There are “ongoing” conversations at the US Centers for Disease Control and Prevention about expanding airport health screenings for the novel coronavirus due to the rapid spread of the infection in Italy, South Korea and Japan, according to an agency spokesperson.
Currently, the United States is doing health screenings only for passengers who are flying in from China. Those screenings involve a temperature check and observations for symptoms.
At the time the CDC made the decision to start screening passengers from China, there were far fewer cases of the coronavirus in China than there are currently in Italy, South, Korea or Japan.
When the screening started on January 17, there were 45 reported cases of the new coronavirus in China. Japan currently has about three times that number of cases, Italy has about 10 times as many, and South Korea has more than 25 times as many.
“We’re not changing our posture at the moment [but] every day we re-evaluate what we’re doing and making sure that we’re adjusting what we’re doing to make sure we’re hitting the right notes,” the CDC spokesperson said.
In addition to airport screenings, there are travel restrictions for passengers arriving from China. Foreign nationals who have visited China in the past 14 days may not enter the United States. Citizens and residents may enter, but based on their travel and health history, they will have some level of restrictions on their movements for 14 days from the time they left China, according to the CDC.
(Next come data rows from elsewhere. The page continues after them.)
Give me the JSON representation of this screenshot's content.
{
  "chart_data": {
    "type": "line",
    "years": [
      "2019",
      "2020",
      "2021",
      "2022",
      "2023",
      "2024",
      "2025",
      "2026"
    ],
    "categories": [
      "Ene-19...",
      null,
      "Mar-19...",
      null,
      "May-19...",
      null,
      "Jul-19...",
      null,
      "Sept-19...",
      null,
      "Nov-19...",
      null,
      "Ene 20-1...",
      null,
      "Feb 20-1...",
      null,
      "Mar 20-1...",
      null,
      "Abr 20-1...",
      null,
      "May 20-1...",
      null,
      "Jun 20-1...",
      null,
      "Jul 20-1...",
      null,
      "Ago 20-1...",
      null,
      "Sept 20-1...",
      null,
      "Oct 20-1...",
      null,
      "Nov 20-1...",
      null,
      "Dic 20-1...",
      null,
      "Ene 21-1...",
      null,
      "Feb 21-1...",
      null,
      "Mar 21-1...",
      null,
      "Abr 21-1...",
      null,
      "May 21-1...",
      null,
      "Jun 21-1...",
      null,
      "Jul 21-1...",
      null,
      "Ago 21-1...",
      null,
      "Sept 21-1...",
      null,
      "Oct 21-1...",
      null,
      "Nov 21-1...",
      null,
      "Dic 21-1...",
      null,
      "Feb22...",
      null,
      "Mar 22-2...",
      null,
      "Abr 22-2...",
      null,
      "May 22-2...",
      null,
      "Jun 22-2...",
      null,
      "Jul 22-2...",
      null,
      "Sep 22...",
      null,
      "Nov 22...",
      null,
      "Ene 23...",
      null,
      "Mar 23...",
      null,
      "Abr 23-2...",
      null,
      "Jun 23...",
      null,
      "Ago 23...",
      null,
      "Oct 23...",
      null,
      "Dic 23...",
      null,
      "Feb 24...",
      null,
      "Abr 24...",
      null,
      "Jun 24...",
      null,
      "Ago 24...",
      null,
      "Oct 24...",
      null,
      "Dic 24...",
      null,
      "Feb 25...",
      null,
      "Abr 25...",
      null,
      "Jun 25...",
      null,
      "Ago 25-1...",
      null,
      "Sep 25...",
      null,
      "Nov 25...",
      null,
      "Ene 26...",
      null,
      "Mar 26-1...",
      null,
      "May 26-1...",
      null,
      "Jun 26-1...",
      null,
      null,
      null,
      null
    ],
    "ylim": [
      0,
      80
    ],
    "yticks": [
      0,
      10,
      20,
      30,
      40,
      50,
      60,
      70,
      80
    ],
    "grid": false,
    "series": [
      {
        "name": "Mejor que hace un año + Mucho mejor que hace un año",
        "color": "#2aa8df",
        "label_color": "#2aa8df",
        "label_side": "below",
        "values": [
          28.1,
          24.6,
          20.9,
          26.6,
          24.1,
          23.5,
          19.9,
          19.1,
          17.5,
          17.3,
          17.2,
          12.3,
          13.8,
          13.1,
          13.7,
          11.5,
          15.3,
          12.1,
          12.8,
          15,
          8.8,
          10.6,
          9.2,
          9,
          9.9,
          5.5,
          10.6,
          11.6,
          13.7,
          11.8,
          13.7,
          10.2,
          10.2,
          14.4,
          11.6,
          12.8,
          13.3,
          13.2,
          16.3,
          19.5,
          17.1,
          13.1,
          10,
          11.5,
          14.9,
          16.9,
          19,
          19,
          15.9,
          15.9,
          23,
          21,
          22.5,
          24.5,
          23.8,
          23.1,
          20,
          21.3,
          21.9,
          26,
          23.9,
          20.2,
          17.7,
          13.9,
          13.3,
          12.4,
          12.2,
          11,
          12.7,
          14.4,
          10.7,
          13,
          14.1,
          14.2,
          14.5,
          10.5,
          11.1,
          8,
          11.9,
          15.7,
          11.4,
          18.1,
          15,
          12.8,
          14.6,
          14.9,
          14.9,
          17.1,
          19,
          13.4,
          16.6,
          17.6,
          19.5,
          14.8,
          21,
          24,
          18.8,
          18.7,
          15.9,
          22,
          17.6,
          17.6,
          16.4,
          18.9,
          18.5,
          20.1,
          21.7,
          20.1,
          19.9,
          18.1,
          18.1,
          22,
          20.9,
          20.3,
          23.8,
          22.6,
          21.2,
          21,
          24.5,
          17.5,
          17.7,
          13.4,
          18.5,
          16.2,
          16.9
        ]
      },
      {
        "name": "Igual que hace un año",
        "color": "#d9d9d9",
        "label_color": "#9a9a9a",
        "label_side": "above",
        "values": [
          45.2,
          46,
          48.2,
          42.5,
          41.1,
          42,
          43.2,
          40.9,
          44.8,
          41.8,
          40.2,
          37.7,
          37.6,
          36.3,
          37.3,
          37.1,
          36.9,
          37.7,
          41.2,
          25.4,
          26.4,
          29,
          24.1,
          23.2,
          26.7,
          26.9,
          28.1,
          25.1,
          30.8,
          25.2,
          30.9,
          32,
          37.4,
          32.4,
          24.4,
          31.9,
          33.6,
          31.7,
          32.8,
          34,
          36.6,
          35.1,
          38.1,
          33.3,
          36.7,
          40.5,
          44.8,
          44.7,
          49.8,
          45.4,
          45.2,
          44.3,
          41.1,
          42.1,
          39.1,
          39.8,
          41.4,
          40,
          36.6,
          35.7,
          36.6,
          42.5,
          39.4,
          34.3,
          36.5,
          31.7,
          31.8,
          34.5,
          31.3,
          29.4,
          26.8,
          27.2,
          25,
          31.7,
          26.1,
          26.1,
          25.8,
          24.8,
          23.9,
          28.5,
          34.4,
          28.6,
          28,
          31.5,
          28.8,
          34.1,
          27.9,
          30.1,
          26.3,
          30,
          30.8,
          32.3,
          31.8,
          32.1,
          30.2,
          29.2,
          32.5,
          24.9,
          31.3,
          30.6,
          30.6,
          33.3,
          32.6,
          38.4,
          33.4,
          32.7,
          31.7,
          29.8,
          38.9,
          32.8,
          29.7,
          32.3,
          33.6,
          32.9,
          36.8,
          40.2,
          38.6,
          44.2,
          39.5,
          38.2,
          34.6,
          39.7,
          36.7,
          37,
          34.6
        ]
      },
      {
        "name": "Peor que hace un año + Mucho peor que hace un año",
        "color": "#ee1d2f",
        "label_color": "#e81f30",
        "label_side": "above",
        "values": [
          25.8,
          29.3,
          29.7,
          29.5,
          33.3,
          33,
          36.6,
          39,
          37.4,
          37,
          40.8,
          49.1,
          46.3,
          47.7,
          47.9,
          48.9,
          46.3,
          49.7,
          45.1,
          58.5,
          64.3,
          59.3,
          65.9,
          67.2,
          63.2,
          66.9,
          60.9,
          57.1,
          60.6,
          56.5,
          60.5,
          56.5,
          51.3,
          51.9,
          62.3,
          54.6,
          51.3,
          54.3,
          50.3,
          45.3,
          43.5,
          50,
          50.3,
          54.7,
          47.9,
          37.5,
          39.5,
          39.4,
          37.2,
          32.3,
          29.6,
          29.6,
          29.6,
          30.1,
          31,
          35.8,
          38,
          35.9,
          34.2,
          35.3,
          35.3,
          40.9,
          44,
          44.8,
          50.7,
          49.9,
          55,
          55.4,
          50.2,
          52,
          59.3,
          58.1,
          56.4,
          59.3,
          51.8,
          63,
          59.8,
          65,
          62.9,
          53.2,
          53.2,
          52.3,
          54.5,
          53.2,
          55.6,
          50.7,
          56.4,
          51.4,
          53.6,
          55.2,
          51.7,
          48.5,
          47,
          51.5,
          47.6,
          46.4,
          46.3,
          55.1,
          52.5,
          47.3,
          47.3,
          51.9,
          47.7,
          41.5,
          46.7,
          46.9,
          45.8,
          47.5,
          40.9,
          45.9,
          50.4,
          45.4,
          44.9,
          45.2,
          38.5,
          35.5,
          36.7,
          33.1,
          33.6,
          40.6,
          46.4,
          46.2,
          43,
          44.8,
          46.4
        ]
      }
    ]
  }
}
At a press conference Wednesday night, President Trump said there could be travel restrictions placed on passengers from other countries such as South Korea and Italy.
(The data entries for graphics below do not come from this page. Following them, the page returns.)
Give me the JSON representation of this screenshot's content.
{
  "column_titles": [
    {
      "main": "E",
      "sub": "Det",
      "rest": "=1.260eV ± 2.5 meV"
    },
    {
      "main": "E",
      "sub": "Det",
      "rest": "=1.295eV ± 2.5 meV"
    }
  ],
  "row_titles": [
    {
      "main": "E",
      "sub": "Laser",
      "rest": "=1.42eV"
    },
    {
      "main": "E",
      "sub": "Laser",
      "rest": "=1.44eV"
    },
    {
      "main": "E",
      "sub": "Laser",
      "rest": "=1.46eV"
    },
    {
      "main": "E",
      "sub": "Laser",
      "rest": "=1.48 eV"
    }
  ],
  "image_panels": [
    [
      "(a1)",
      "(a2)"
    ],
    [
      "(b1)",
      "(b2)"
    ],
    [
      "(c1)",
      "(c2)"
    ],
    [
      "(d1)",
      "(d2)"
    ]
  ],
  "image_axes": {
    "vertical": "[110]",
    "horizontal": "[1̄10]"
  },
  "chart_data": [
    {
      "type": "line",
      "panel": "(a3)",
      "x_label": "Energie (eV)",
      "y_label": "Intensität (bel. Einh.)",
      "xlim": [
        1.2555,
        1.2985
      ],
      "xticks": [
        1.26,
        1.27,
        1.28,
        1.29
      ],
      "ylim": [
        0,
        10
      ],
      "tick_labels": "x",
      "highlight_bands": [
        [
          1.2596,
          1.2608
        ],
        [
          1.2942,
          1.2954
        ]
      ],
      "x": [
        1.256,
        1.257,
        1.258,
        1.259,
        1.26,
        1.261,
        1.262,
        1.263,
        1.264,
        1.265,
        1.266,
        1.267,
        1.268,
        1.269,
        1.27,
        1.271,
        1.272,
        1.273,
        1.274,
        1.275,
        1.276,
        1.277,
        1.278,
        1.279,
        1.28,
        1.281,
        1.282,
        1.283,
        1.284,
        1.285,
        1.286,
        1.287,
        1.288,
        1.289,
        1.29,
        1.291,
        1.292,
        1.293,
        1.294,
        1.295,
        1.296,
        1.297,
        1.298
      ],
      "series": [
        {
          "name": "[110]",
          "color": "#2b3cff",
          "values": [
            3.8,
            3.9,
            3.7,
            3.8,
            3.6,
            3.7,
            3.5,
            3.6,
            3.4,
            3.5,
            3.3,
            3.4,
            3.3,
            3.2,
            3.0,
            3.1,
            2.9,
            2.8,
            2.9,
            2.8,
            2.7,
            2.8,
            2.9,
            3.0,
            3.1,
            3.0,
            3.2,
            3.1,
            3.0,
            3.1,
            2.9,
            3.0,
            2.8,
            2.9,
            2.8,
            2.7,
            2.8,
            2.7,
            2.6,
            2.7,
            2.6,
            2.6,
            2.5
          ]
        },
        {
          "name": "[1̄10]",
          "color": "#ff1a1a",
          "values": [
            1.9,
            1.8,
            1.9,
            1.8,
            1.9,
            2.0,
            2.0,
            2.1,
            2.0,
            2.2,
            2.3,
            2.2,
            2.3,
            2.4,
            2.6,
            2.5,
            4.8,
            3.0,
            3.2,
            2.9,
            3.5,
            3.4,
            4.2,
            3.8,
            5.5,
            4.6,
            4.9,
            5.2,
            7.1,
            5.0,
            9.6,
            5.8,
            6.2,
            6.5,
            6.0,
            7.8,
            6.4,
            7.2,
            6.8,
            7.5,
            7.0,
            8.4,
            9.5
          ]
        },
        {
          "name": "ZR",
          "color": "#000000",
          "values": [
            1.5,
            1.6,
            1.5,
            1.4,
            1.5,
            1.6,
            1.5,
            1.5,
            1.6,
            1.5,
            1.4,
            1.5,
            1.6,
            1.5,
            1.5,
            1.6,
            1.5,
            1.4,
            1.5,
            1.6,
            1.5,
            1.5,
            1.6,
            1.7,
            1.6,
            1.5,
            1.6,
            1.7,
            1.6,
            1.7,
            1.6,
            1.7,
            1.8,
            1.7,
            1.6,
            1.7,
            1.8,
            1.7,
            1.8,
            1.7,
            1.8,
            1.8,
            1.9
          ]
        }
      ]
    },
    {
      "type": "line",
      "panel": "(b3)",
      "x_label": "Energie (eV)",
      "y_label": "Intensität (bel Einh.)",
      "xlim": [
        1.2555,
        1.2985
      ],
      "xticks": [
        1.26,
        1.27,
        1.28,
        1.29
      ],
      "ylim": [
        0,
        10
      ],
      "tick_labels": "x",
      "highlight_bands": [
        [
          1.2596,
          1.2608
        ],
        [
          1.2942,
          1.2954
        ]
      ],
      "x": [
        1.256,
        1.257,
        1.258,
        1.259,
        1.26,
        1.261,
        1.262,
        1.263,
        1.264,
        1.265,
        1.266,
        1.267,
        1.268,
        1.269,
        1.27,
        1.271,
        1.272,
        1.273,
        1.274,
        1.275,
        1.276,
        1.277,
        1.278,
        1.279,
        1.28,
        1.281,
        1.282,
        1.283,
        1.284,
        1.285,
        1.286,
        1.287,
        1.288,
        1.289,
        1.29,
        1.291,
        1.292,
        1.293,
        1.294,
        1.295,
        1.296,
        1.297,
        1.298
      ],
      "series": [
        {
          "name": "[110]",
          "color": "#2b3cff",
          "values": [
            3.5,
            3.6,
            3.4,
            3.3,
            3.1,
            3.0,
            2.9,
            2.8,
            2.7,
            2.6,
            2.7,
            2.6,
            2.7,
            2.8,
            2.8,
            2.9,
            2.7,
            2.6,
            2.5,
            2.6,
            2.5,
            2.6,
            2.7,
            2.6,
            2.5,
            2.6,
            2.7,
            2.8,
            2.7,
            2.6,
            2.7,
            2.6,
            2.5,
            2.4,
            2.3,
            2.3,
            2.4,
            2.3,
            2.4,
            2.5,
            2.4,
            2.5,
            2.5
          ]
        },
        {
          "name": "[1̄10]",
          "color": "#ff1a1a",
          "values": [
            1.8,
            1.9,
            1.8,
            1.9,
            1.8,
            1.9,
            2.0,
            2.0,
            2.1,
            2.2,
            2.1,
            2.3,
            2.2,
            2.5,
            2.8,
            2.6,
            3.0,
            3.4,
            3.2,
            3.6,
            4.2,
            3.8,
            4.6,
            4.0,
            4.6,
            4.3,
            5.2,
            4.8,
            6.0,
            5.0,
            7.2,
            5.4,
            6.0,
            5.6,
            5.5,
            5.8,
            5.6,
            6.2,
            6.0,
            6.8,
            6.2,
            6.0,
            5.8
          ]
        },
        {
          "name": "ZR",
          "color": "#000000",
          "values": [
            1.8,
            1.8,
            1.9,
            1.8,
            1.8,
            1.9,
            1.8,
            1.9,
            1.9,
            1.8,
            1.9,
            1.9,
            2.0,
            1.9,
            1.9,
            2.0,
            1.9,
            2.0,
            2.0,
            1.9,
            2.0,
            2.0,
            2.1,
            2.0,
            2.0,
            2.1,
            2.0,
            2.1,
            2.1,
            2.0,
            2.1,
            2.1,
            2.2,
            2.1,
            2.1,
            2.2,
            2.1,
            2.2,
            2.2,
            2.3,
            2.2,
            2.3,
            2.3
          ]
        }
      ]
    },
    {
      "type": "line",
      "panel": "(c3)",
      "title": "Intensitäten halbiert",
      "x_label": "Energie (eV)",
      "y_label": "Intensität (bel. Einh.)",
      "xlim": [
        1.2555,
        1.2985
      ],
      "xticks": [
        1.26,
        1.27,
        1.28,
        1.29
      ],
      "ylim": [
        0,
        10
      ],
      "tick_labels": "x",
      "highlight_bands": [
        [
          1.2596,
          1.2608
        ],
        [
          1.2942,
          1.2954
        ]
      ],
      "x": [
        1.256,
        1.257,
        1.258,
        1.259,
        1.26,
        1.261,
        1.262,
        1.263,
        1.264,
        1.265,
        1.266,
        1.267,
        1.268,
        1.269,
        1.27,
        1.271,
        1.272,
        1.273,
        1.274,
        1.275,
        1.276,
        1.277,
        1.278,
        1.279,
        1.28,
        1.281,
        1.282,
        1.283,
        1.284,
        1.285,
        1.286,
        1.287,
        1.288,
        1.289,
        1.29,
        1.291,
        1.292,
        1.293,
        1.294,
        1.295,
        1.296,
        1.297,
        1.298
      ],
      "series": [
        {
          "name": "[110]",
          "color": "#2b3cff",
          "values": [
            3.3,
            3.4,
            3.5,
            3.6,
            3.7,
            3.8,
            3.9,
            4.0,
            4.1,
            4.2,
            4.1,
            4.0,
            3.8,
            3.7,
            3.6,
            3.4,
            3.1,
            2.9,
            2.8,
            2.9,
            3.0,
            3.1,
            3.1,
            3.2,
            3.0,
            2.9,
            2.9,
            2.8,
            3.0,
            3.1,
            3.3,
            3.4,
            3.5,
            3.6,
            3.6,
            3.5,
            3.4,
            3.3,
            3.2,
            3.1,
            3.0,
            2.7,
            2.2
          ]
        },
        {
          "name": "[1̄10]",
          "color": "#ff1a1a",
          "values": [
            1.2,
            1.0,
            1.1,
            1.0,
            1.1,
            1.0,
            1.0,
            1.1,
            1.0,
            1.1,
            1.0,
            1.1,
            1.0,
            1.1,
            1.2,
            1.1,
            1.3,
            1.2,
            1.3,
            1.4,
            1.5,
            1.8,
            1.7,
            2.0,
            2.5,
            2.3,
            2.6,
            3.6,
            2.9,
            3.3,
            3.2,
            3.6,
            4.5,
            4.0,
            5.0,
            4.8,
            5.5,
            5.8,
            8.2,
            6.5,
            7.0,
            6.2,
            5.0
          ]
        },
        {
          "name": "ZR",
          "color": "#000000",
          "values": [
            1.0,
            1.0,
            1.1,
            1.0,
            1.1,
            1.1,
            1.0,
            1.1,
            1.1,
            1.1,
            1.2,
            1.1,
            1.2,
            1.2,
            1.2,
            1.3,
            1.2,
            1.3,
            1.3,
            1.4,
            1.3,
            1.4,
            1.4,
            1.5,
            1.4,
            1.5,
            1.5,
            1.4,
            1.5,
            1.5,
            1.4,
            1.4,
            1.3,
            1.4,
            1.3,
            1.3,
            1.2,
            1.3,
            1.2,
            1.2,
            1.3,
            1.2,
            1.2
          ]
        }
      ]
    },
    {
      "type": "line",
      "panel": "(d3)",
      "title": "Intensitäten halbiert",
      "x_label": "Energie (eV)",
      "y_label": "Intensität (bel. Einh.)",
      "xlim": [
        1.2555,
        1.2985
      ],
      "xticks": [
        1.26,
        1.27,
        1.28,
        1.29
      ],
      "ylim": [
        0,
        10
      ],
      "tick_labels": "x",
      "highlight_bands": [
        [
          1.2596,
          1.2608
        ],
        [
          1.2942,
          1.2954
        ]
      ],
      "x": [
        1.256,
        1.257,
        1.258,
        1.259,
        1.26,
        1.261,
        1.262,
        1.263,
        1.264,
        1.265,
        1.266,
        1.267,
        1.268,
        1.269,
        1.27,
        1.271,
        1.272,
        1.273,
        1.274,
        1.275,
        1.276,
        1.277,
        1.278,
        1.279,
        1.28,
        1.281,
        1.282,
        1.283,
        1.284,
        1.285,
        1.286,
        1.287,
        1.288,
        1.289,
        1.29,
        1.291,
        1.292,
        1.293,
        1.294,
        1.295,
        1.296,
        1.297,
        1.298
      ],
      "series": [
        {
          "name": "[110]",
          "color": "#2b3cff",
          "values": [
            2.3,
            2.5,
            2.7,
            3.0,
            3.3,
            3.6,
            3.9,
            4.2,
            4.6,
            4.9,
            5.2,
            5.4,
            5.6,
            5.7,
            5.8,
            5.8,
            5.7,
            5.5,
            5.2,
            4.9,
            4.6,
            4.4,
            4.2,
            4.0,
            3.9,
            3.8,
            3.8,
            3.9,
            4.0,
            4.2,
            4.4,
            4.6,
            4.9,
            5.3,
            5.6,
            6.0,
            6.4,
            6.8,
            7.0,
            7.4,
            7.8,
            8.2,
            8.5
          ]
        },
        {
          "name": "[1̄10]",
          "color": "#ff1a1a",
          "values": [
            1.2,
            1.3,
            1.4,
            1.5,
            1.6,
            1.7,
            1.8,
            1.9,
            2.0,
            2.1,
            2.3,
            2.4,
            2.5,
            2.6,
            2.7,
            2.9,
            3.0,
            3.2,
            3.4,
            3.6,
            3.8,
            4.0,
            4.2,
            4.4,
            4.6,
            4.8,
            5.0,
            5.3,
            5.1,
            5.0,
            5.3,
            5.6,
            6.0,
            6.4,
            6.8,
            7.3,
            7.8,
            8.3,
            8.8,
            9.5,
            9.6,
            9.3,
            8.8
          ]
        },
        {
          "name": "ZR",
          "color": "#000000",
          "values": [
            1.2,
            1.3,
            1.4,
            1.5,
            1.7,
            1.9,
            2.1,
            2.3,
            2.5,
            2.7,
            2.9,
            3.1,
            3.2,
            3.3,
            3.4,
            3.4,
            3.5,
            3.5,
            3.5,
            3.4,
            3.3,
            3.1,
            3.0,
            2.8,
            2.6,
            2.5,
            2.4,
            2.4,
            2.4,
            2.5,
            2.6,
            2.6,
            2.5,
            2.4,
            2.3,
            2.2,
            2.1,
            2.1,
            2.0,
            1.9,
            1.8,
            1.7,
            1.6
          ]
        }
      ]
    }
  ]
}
“At a right time we might do that. Right now it’s not the right time. But at a right time,” Trump said.
When asked specifically about travelers from Italy, Trump said “at some point we may cut that off. At some point depending on what happens we may cut certain additional countries off, like we’ve had to do with China.”
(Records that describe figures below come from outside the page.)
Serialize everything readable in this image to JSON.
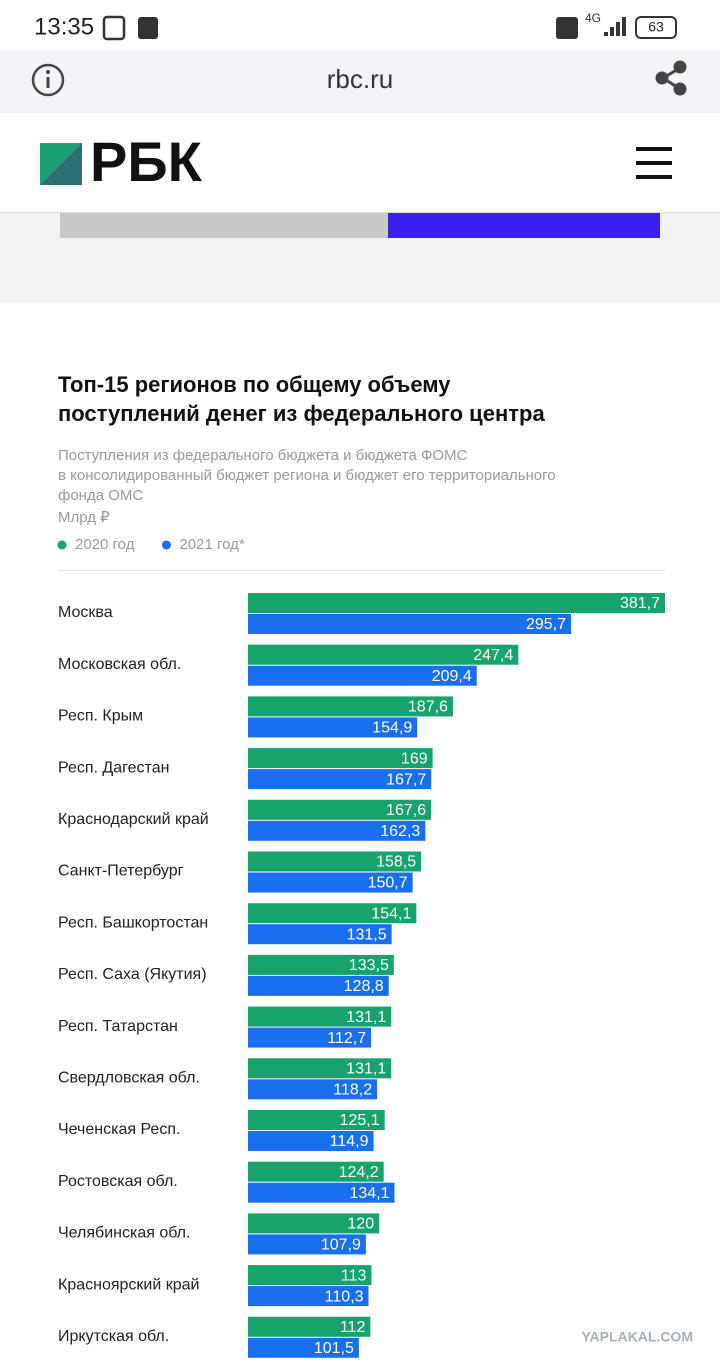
{
  "status_bar": {
    "time": "13:35",
    "network": "4G",
    "battery": "63"
  },
  "browser": {
    "url": "rbc.ru"
  },
  "header": {
    "logo": "РБК"
  },
  "chart_data": {
    "type": "hbar",
    "title": [
      "Топ-15 регионов по общему объему",
      "поступлений денег из федерального центра"
    ],
    "subtitle": [
      "Поступления из федерального бюджета и бюджета ФОМС",
      "в консолидированный бюджет региона и бюджет его территориального",
      "фонда ОМС"
    ],
    "units": "Млрд ₽",
    "categories": [
      "Москва",
      "Московская обл.",
      "Респ. Крым",
      "Респ. Дагестан",
      "Краснодарский край",
      "Санкт-Петербург",
      "Респ. Башкортостан",
      "Респ. Саха (Якутия)",
      "Респ. Татарстан",
      "Свердловская обл.",
      "Чеченская Респ.",
      "Ростовская обл.",
      "Челябинская обл.",
      "Красноярский край",
      "Иркутская обл."
    ],
    "series": [
      {
        "name": "2020 год",
        "color": "#16a36c",
        "values": [
          381.7,
          247.4,
          187.6,
          169,
          167.6,
          158.5,
          154.1,
          133.5,
          131.1,
          131.1,
          125.1,
          124.2,
          120,
          113,
          112
        ],
        "value_labels": [
          "381,7",
          "247,4",
          "187,6",
          "169",
          "167,6",
          "158,5",
          "154,1",
          "133,5",
          "131,1",
          "131,1",
          "125,1",
          "124,2",
          "120",
          "113",
          "112"
        ]
      },
      {
        "name": "2021 год*",
        "color": "#1a6ef0",
        "values": [
          295.7,
          209.4,
          154.9,
          167.7,
          162.3,
          150.7,
          131.5,
          128.8,
          112.7,
          118.2,
          114.9,
          134.1,
          107.9,
          110.3,
          101.5
        ],
        "value_labels": [
          "295,7",
          "209,4",
          "154,9",
          "167,7",
          "162,3",
          "150,7",
          "131,5",
          "128,8",
          "112,7",
          "118,2",
          "114,9",
          "134,1",
          "107,9",
          "110,3",
          "101,5"
        ]
      }
    ]
  },
  "watermark": "YAPLAKAL.COM"
}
Some experts would like to see the airport health screenings expanded.
Dr. Arthur Reingold, head of the division of epidemiology and biostatistics at the University of California, Berkeley, said the “extrapolation” from China to the other countries “makes sense.”
“I think if we’re going to try and reduce the introduction of the virus in the United States, then presumably the answer is yes,” said Reingold, a former CDC infectious disease epidemiologist.
There have been 400 cases in Italy and 12 deaths, 1,261 cases in South Korea and 12 deaths, and 147 cases in Japan, with hundreds more cases from Diamond Princess cruise passengers who disembarked in Japan.
Others think it would become unmanageable to monitor passengers from Italy, Japan and South Korea.
In 2018, more than 22 million passengers flew to the United States from the three countries combined, according to US Department of Transportation statistics.
“It becomes really unwieldy and complicated,” said Dr. Peter Hotez, an infectious disease specialist at Baylor College of Medicine. “And eventually, even a week from now, that list of countries could potentially double.”
He added that it made sense to screen passengers from China at the beginning of the outbreak, but that eventually it wouldn’t be worth the expense and time.
“I think we’ve maxed out on the benefit of travel screening,” he said. “It made sense when the passengers were coming from one country, and I think in some ways it was effective. But now we’re really going to see diminishing returns.”
Airport screening has long been controversial. Israel, for example, has abandoned it, with a health official there calling it “ineffective and inefficient.”
In the United States, temperature and symptom checks haven’t caught a single coronavirus case. However, another part of the screenings has worked better: At least two passengers read the information cards handed out during the screenings and sought medical care when they developed symptoms listed on the cards.
Globally, about 50% of the original exported cases were detected through temperature checks, according to Dr. Martin Cetron, director of the CDC’s Division of Global Migration and Quarantine.